Abd Al-Rahman was born in Iraq, after his parents had supposedly gone on a pilgrimage to Mecca that year. While Al-Rahman's father died in Mecca, his mother had quickly remarried a pilgrim she had met from Maghrib and the couple raised Al-Rahman at Kairawan.

Abd Al-Rahman was a quick and energetic learner, and had studied under Abu Ubaida Muslim in Basra. Abd Al-Rahman became one of the five missionaries who was ultimately responsible for the spread of the Abadite doctrine in Morocco.

The first Imam of the Abadites had captured Kairawan from the Warfadjuma warriors and after his conquest, he gave several parts of Ifrikiya to Abd al-Rahman (unfortunately, in June 758- the same year- Ibn al-Asha'ath retook Kairawan). Ibn al-Ash'ath was after him though.

Quickly though, Abd Al-Rahman and his son Abd al-Wahhab and their companions took refuge in central Maghrib and ended up finding the town of Tahert, which is now known as Tagdemt near Kuzul. The city was quickly populated with Abadite emigrants from Ifrikiya and Djebel Nefusa.

At about 776 or 778 CE, Abd Al-Rahman became the Imamate of the Abadites of Tahert. He seems to have had a very peaceful reign and worked hard to ensure that justice and simplicity were also instilled in Tahert's legal system.
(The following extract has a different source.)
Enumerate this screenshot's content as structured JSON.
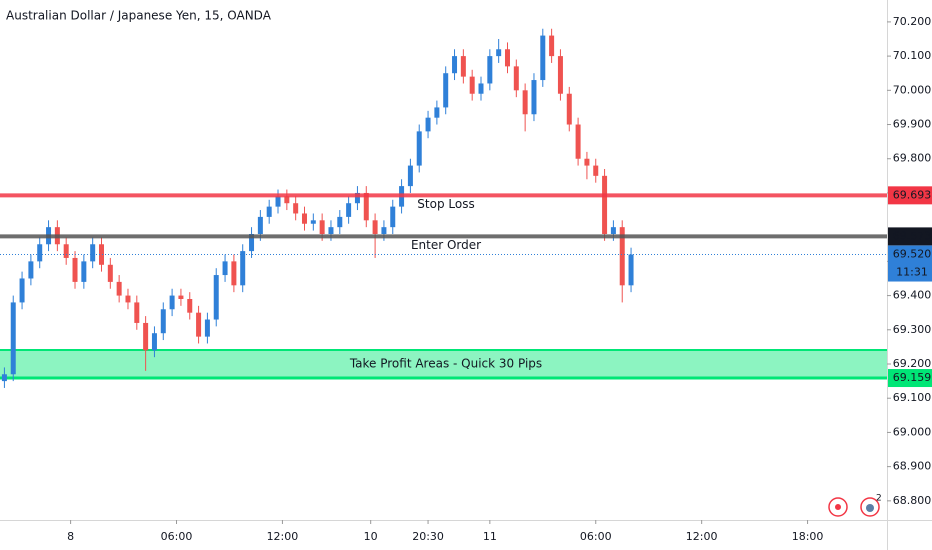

The eastern Abadite communities held high respect for him and sent him a number of money and presents, in addition to recognizing his right to an Imamate. He is allegedly to have died at about 784 CE and his son Abd Al-Wahhab was supposed to have succeeded him. [1]


  1. ^ The Encyclopædia of Islam: A Dictionary of the Geography, Ethnography and Biography of the Muhammadan Peoples. Holland: EJ Brill. 1913. pp. 56–57.